Raising awareness, funds ‘one game at a time’

BORP provides volunteers with different outlook

Bay+Area+Outreach+and+Recreation+Program+All+Star+team+member+and+Vallejo+resident+Troy+Plunkett+looks+to+pass+the+ball+during+the+wheelchair+basketball+match+in+the+Gymnasium+on+March+19.

Christian Urrutia / The Advocate

Bay Area Outreach and Recreation Program All Star team member and Vallejo resident Troy Plunkett looks to pass the ball during the wheelchair basketball match in the Gymnasium on March 19.

By Lorenzo Morotti, Editor-in-chief

Awareness and funds were raised for people with disabilities through a wheelchair basketball match on March 19 in the Gymnasium.

Volunteers were strapped into sport specific wheelchairs to play with athletes who use them regularly.

The Disabled Student Services Program (DSPS) and the Bay Area Outreach and Recreation Program (BORP) collaborated for the second year to host the exhibition.

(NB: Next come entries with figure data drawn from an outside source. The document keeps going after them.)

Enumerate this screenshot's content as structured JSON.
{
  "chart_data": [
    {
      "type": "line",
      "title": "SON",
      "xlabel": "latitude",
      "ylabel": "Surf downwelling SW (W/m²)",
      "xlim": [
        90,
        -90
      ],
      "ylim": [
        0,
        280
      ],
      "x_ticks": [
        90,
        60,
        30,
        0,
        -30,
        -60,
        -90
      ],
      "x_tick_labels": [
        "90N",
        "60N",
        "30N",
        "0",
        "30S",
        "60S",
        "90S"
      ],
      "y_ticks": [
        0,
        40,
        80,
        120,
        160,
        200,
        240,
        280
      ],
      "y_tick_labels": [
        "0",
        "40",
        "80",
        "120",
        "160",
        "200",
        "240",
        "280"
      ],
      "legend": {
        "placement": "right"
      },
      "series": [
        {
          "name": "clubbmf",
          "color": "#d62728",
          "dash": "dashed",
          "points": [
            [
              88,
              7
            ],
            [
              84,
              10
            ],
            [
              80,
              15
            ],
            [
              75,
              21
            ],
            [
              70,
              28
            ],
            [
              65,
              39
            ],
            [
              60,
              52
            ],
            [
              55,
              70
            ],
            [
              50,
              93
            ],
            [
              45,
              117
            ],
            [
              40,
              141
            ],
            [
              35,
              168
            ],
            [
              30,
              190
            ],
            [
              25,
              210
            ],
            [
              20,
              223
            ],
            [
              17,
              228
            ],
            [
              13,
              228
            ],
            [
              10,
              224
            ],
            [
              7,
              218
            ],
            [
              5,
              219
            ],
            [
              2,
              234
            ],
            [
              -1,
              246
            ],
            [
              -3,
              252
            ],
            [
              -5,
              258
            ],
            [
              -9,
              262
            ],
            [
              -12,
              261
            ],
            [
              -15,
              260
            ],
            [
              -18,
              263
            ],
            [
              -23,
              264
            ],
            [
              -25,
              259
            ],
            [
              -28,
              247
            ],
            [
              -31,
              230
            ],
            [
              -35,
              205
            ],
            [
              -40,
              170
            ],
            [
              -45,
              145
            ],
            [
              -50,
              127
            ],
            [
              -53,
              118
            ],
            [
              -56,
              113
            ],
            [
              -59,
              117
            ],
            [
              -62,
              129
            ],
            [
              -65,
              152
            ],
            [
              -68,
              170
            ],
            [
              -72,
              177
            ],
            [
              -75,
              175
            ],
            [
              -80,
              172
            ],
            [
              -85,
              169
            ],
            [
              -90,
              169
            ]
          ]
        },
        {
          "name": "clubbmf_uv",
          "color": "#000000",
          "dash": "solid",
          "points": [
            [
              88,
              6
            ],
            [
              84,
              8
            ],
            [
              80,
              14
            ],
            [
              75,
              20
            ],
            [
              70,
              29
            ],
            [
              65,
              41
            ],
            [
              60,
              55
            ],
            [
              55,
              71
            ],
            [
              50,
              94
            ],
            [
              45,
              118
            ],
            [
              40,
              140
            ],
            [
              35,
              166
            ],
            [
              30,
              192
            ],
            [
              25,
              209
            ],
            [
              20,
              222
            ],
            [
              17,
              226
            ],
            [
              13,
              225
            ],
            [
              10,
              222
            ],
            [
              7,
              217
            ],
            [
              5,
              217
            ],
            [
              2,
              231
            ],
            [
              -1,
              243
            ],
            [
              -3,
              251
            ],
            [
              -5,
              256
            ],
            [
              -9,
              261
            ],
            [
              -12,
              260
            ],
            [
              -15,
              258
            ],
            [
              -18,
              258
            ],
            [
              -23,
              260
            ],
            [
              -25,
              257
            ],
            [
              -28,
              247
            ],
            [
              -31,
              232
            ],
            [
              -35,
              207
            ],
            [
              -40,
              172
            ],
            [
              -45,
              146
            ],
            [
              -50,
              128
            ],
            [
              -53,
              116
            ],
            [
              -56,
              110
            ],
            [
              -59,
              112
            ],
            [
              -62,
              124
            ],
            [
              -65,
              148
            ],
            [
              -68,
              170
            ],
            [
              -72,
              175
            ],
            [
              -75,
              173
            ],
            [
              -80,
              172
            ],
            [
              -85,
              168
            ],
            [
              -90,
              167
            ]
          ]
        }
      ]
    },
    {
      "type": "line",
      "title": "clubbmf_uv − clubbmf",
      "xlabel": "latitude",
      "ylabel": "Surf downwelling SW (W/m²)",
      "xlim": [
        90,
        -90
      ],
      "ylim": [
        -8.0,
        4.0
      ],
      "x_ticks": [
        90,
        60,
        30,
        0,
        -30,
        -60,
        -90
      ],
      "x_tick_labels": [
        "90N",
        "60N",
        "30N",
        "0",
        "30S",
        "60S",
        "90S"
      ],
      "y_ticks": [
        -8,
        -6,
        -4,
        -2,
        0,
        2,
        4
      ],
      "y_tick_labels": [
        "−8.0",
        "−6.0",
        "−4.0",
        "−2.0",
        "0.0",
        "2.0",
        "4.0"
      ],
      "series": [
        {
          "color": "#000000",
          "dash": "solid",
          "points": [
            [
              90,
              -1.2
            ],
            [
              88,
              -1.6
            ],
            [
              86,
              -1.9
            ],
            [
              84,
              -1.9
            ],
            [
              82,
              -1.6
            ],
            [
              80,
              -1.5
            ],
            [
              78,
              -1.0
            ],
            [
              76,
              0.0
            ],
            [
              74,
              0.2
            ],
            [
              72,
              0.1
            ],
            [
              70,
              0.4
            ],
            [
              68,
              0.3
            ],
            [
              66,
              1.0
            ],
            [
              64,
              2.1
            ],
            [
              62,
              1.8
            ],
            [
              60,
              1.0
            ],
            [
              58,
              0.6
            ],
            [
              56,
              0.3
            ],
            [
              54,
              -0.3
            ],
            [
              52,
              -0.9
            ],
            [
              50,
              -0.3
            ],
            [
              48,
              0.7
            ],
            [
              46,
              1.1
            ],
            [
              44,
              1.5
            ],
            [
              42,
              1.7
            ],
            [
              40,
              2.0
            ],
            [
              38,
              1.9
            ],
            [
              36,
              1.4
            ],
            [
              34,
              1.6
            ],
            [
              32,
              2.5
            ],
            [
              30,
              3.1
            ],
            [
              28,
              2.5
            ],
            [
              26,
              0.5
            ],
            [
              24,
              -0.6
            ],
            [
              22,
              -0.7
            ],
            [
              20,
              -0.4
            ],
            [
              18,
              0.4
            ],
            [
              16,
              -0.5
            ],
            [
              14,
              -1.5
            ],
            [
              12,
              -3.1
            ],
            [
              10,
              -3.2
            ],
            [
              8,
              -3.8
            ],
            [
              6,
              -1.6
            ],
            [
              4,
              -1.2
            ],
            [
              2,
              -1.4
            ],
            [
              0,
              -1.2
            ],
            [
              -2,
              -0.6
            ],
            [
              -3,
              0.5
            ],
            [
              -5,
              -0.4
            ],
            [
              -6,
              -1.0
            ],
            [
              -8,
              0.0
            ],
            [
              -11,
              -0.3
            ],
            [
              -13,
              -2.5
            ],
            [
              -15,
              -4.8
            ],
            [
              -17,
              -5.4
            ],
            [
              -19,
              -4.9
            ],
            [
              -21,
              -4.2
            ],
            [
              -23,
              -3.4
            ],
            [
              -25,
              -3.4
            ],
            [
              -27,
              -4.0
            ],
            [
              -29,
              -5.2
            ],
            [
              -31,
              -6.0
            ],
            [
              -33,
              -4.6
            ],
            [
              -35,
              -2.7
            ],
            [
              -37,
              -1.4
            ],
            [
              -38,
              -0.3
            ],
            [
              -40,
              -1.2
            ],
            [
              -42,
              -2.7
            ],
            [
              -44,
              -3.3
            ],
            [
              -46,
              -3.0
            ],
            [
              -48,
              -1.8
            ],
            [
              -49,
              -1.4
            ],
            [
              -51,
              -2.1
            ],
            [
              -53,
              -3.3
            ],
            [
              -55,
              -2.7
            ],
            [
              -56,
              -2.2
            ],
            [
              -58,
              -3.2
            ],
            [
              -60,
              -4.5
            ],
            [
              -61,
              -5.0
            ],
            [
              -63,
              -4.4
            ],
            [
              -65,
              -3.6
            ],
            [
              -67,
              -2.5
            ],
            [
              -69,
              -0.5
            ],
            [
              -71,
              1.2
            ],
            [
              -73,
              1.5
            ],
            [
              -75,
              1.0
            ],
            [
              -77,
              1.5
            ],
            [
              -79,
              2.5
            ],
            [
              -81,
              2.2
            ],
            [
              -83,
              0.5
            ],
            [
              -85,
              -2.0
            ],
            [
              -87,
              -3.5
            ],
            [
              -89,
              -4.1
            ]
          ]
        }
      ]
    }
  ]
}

BORP adult sports coordinator Jonathan Newman said, “This basketball game is to get people to look past appearances and realize that (people with disabilities) are people first, who have hopes and dreams.

“We all have things we can and can’t do, but that is only determined by the opportunities open to us. And we can potentially create more opportunities by changing the way most people think.”

And for many of the CCC volunteers, the experience would change their perception of people with disabilities. 

Volunteer and Comet football player Anwar Webster said, “It takes a special gift to be able to go out and compete in a wheelchair. But I won’t take anyone lightly who has not had it lightly.”

Twenty-one-year-old Munya Mahiya, a political science major at UC Berkeley, is a member of the BORP All Stars, a wheelchair basketball team that competes in various tournaments nationwide.

Mahiya said he moved to the United States nine months ago from Zimbabwe, where he had to make the decision to amputate his left leg or die from cancer.

“When you have a disability, or are facing death for the first time, it forces you to mature beyond your age,” he said. “You have to sacrifice.

You are bound to have people discriminate against you based on your appearance, but you will also have people who support you.”

BORP All Star Beth Jones, a Cal State-Sacramento graduate, has been traveling with the organization and with the support of her father, Randy Jones, to compete in wheelchair basketball tournaments since she was 13 years old.

Jones said events like these are vital to altering the global perception that people with disabilities live a limited life.

“The more time you have people sit in a wheelchair and try to do what you would normally do in everyday life raises awareness,” Jones said. “And we are passing awareness around one game at a time.”

Mahiya said he recently had a prosthetic leg made but said that if he is not sitting down in a wheelchair it is impossible for him to shoot a basket. This is true even when he is just shooting hoops with his friends.

Newman said this also applies to people not used to playing in the $2,500 custom-built wheelchairs.

He said last year, they had CCC volunteers on one team play against the BORP All Stars and it was a “blowout” for the home team.

“We’ve done it both ways and it’s more fun if you mix up the teams because it increases the chances for success,” Newman said.

“But it is funny watching people normally not in wheelchairs struggle to get the ball up the court. It is a better experience when people are working together.”

Volunteers and BORP All Stars were divided up between the white team and blue team.

The game was sent into overtime with a tie score of 30-30. The white team ultimately eked out a victory by the score of 37-35.